Apple Juicer persists its state across three layers: the filesystem, PostgreSQL, and Redis. Understanding how each layer is used helps with operations, scaling, and recovery.

Filesystem Mounts

  • Backup data – Finder/iTunes backups remain on disk and are mounted read-only into backend + worker containers (default ./data:/data/ios_backups). No payloads are copied unless a user downloads a file.
  • Temporary sandbox – Decrypted files extracted for download or parsing are staged under backup_paths.temp_path (default /tmp/apple_juicer). A Starlette BackgroundTask cleans up these folders after streaming. (@api/routes/backups.py#122-141)

PostgreSQL Schema

Core Tables

  • backups – canonical list of discovered backups, including device metadata, size, encryption state, and status lifecycle from DISCOVEREDINDEXINGINDEXED. (@core/db/models.py#14-37)
  • Artifact tables (photo_assets, whatsapp_*, messages, notes, calendar_*, contacts) – normalized views of SQLite artifacts parsed by the worker. Each row links back to backups.id with ON DELETE CASCADE. (@core/db/artifacts.py#13-197)
  • artifact_search_index – denormalized text search surface combining display text + structured payload per artifact. Useful for global queries. (@core/db/artifacts.py#186-197)

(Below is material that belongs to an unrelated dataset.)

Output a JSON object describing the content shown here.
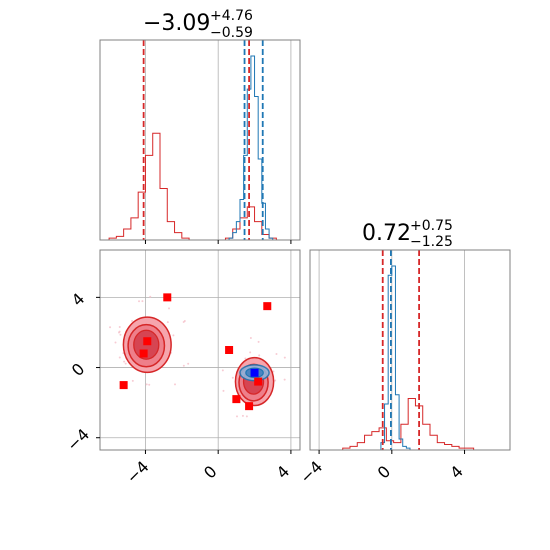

Sessions & Unlock Metadata

Session state is maintained by UnlockManager in memory, but the BackupRegistry tracks last unlock/index operations in Postgres. When you rescan (POST /backups/refresh), new entries are upserted via SQLAlchemy. (@worker/tasks.py#40-90)

Engine Configuration

The async SQLAlchemy engine connects via APPLE_JUICER_POSTGRES__DSN, defaulting to sqlite+aiosqlite:///./temp_data/apple_juicer.db out of the box. Development builds can call core.db.session.init_models() to bootstrap tables without Alembic. (@core/db/session.py#1-24)

Redis

Redis serves two roles:

  1. RQ Queuecore.queue.get_queue() creates a cached Redis connection and defines the default queue with a 10-minute timeout. (@core/queue.py#11-24)
  2. Worker coordination – RQ stores job metadata, heartbeats, and result payloads here. Set APPLE_JUICER_REDIS__URL to point at your Redis deployment.

Redis does not store session tokens or decrypted data; those remain in-memory within the backend/worker processes.

Backup & Restore Strategy

  1. Filesystem – treat the mounted backup directory as authoritative; snapshot or rsync from there.
  2. Postgres – use native tools (pg_dump, pg_basebackup) to preserve registry + artifact indexes.
  3. Redis – optional to persist; you can rebuild queues by re-triggering indexing runs if Redis data is lost.

Because decrypted payloads are never persisted in the database, a restore requires only re-pointing to the backup directory and optionally re-indexing artifacts.